Minister Abdusalam urged Muslim nations to learn from the Somali experience where they suffered for more than two decades as people watched the country disintegrate with radicals as they practiced a policy of containment. Somalia fought this menace of terror for several years and is now turning the corner as they have managed to reverse the situation with their resilience, resources and support from their neighbours. “We are very grateful to our brothers in the Arab and Islamic world and East African neighbours without whose support we would not have been able to fight these terror organisations,” the minister revealed.
Offering to share their experiences the minister said, “We call our fight against these organisations as a low cost, high impact one as there was no billions of dollars spent, no fighter jets or tens of thousands of  troops in the battle. Even though we may have won the battle against these extremists." He remarked that they need a collective effort to win the war. The minister questioned the extremism that is affecting the entire region by asking “how do you deal with young men and women who blow themselves up, they are also our children but they are misguided.”
“The Muslim community is losing that war and we need to regain the confidence of our children, we need to give them a meaningful life and education and take care of them.” The minister pointed out that there was a big need to change the strategy which cannot be localised anymore and a major shift in the minds of the people was required.
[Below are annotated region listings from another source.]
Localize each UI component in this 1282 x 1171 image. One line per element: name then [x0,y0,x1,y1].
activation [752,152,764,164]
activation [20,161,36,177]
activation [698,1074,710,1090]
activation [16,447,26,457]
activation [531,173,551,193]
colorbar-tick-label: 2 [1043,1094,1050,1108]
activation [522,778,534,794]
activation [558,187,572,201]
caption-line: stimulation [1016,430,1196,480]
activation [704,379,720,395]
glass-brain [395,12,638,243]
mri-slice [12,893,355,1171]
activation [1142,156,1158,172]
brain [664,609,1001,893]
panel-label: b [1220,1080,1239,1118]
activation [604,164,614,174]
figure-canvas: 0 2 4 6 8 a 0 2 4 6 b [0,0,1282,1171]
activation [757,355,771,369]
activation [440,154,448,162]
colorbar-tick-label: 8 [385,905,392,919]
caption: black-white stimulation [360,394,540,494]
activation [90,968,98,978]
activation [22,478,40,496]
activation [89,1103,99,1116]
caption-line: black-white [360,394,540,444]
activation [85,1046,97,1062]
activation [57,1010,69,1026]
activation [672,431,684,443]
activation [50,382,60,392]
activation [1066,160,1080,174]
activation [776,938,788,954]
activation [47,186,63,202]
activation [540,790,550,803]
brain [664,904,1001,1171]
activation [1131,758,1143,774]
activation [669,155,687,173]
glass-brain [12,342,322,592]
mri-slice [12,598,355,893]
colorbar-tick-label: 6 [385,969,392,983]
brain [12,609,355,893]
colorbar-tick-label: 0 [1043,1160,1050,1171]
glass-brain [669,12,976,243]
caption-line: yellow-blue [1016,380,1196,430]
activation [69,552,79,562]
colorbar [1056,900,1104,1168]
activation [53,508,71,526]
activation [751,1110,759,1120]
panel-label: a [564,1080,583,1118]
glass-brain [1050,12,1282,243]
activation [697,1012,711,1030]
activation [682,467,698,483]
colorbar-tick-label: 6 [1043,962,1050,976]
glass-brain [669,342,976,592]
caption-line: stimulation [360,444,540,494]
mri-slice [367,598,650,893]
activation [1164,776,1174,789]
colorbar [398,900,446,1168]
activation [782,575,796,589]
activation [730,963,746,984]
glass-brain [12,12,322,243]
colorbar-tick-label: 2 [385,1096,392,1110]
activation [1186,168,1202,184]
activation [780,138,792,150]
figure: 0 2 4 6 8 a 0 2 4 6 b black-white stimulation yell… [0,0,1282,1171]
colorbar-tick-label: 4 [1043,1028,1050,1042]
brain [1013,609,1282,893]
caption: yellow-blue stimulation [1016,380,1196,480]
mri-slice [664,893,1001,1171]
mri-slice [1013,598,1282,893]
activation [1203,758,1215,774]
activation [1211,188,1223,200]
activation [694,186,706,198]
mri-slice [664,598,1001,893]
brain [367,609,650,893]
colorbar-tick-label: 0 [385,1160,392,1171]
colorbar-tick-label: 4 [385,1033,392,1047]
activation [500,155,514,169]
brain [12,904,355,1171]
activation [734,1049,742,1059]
“The danger is around us, it is the enemy within and not outside,” he pointed out,  "A common understanding of the problem is essential  as the magnitude of the current conflict has made it imperative that everyone comes together for a common action."
Regarding the solutions, the minister agreed that there were differences as it was not possible to deal with them in an isolated manner, rather to start thinking collectively on the solution was a  good beginning as is now taking place. The minister was categorical in that military solution would never work, as this is a socio-economic and alienation issue.
One of the most important steps to deal with these issues, the minister stated was to share intelligence so as to understand the problems better and be able to jointly act on solutions. Expressing his regret over the damage and harm being done to Islam, he said, “most damaging other than human life and property loss was the damage to Islam in the eyes of others.”
Despite all the issues facing the Muslim world, the minister reiterated that the OIC had to be relevant, the organisation has the potential to do what needs to be done, but we have to be realistic in our expectations. “If one looks at the big picture of the Muslim world the problem is still manageable,” the minister argued and added that the OIC required a new strategy, new funding and economic strategy as they already shared a common bond of Islam that is very strong, a brotherly thing in the heart and mind.
In the past many issues from poor governance to economic exclusion, social alienation allowed groups to take advantage and misguide the youth, these issues need to be addressed and dealt with to avoid future repercussions. On the situation in Somalia, the minister was upbeat that the recovery which has many elements was on course and there was a unity in purpose to ensure that it succeeds.  “There have been no clan wars for the past 15 years and every one of the groups have come together to work for peace,”
Though there are still many issues to be resolved the Somali people are now talking about governance and economic prosperity which is a positive sign. "Traditional aid may not help anymore," he pointed out, adding that today the buzzword is investment and though it is not progressing as fast as they wish there is still considerable investments coming in.